The Protein Behind Chromosome Structure Regulation
Researchers from Osaka University have identified the cohesin protein complex as a key factor in controlling the chromosome structure that underlies the formation of nerve cell networks. Using mouse models, the team were able to demonstrate that mutations affecting the complex lead to similar symptoms to the developmental disorder Cornelia de Lange syndrome (CdLS). The research was published in the Journal of Experimental Medicine today.
In cells, DNA is packaged into complexes called chromatin by histone proteins. During cell division, these complexes are further compacted into chromosomes, which have highly distinctive structures. Abnormalities in this defined structure have been shown to affect gene expression during development of nerve cell networks.
This research now shows how cohesin, a protein complex that manages gene expression and chromatin structure, has to be expressed at sufficient levels in mice brains to enable healthy development. Mutations in genes that affect the cohesin complex have been shown to be linked to CdLS, and the team suspected that this was due to structural defects instead of incorrect chromosome separation, which cohesin is also involved in.
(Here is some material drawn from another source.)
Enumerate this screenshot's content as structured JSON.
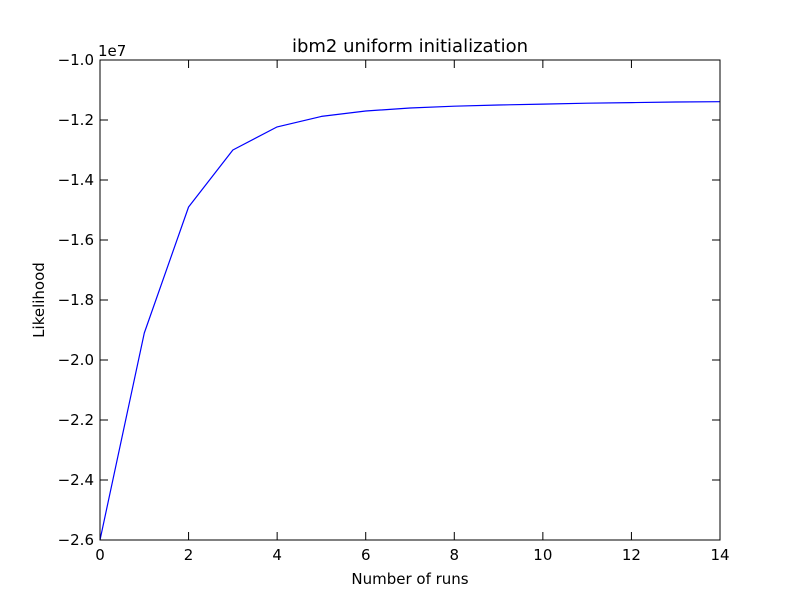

To test their theory, the team inactivated expression of the Smc3 gene in mice, which codes for one part of the cohesin complex. Their results varied depending on which cell type they performed the mutations in, such as cleft palates, small skulls, or higher brain function abnormalities, but the general phenotypes observed were very similar to CdLS.
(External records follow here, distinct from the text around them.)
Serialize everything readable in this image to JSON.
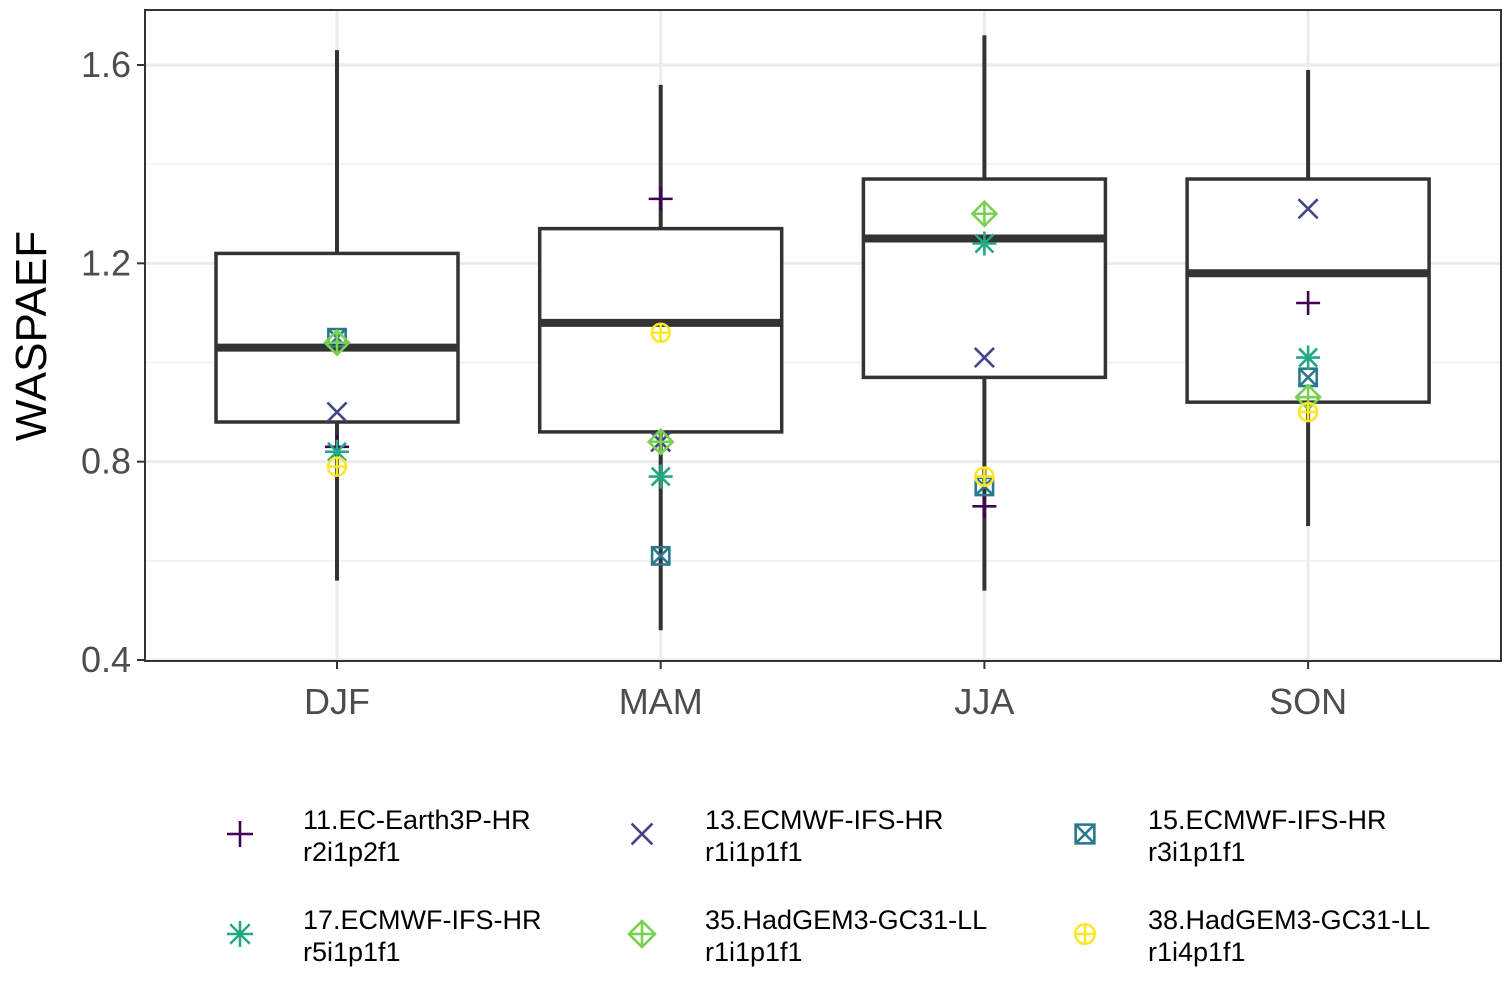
{
  "chart_data": {
    "type": "boxplot",
    "title": "",
    "xlabel": "",
    "ylabel": "WASPAEF",
    "ylim": [
      0.4,
      1.7
    ],
    "yticks": [
      0.4,
      0.8,
      1.2,
      1.6
    ],
    "ytick_labels": [
      "0.4",
      "0.8",
      "1.2",
      "1.6"
    ],
    "grid": true,
    "legend_position": "bottom",
    "categories": [
      "DJF",
      "MAM",
      "JJA",
      "SON"
    ],
    "boxes": [
      {
        "category": "DJF",
        "whisker_low": 0.56,
        "q1": 0.88,
        "median": 1.03,
        "q3": 1.22,
        "whisker_high": 1.63
      },
      {
        "category": "MAM",
        "whisker_low": 0.46,
        "q1": 0.86,
        "median": 1.08,
        "q3": 1.27,
        "whisker_high": 1.56
      },
      {
        "category": "JJA",
        "whisker_low": 0.54,
        "q1": 0.97,
        "median": 1.25,
        "q3": 1.37,
        "whisker_high": 1.66
      },
      {
        "category": "SON",
        "whisker_low": 0.67,
        "q1": 0.92,
        "median": 1.18,
        "q3": 1.37,
        "whisker_high": 1.59
      }
    ],
    "series": [
      {
        "name": "11.EC-Earth3P-HR r2i1p2f1",
        "label_lines": [
          "11.EC-Earth3P-HR",
          "r2i1p2f1"
        ],
        "shape": "plus",
        "color": "#440154",
        "values": [
          0.83,
          1.33,
          0.71,
          1.12
        ]
      },
      {
        "name": "13.ECMWF-IFS-HR r1i1p1f1",
        "label_lines": [
          "13.ECMWF-IFS-HR",
          "r1i1p1f1"
        ],
        "shape": "cross",
        "color": "#414487",
        "values": [
          0.9,
          0.84,
          1.01,
          1.31
        ]
      },
      {
        "name": "15.ECMWF-IFS-HR r3i1p1f1",
        "label_lines": [
          "15.ECMWF-IFS-HR",
          "r3i1p1f1"
        ],
        "shape": "square-cross",
        "color": "#2A788E",
        "values": [
          1.05,
          0.61,
          0.75,
          0.97
        ]
      },
      {
        "name": "17.ECMWF-IFS-HR r5i1p1f1",
        "label_lines": [
          "17.ECMWF-IFS-HR",
          "r5i1p1f1"
        ],
        "shape": "asterisk",
        "color": "#22A884",
        "values": [
          0.82,
          0.77,
          1.24,
          1.01
        ]
      },
      {
        "name": "35.HadGEM3-GC31-LL r1i1p1f1",
        "label_lines": [
          "35.HadGEM3-GC31-LL",
          "r1i1p1f1"
        ],
        "shape": "diamond-plus",
        "color": "#7AD151",
        "values": [
          1.04,
          0.84,
          1.3,
          0.93
        ]
      },
      {
        "name": "38.HadGEM3-GC31-LL r1i4p1f1",
        "label_lines": [
          "38.HadGEM3-GC31-LL",
          "r1i4p1f1"
        ],
        "shape": "circle-plus",
        "color": "#FDE725",
        "values": [
          0.79,
          1.06,
          0.77,
          0.9
        ]
      }
    ]
  }
}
“Mice with reduced expression of cohesin had abnormalities in the development of nerve cell branches and junctions in the cerebral cortex, the grey matter of the brain that is responsible for consciousness and memory,” said Yuki Fujita, first author of the paper. “They were also much more anxious than control mice in a range of behavioural tests.”
Anxiousness is also a symptom of CdLS, further connecting their results.
“We also found that reduced cohesin led to changes in the expression of genes involved in nerve cell development and the response to an immune signalling protein,” said Toshihide Yamashita, co-author. “These changes were related to the neuronal and behavioural signs we saw in the mice.”
The results not only demonstrate how cohesin interacts with correct development, it also indicates that mice can act as suitable models for CdLS investigations. This could be of significant use to other groups hoping to better understand the condition.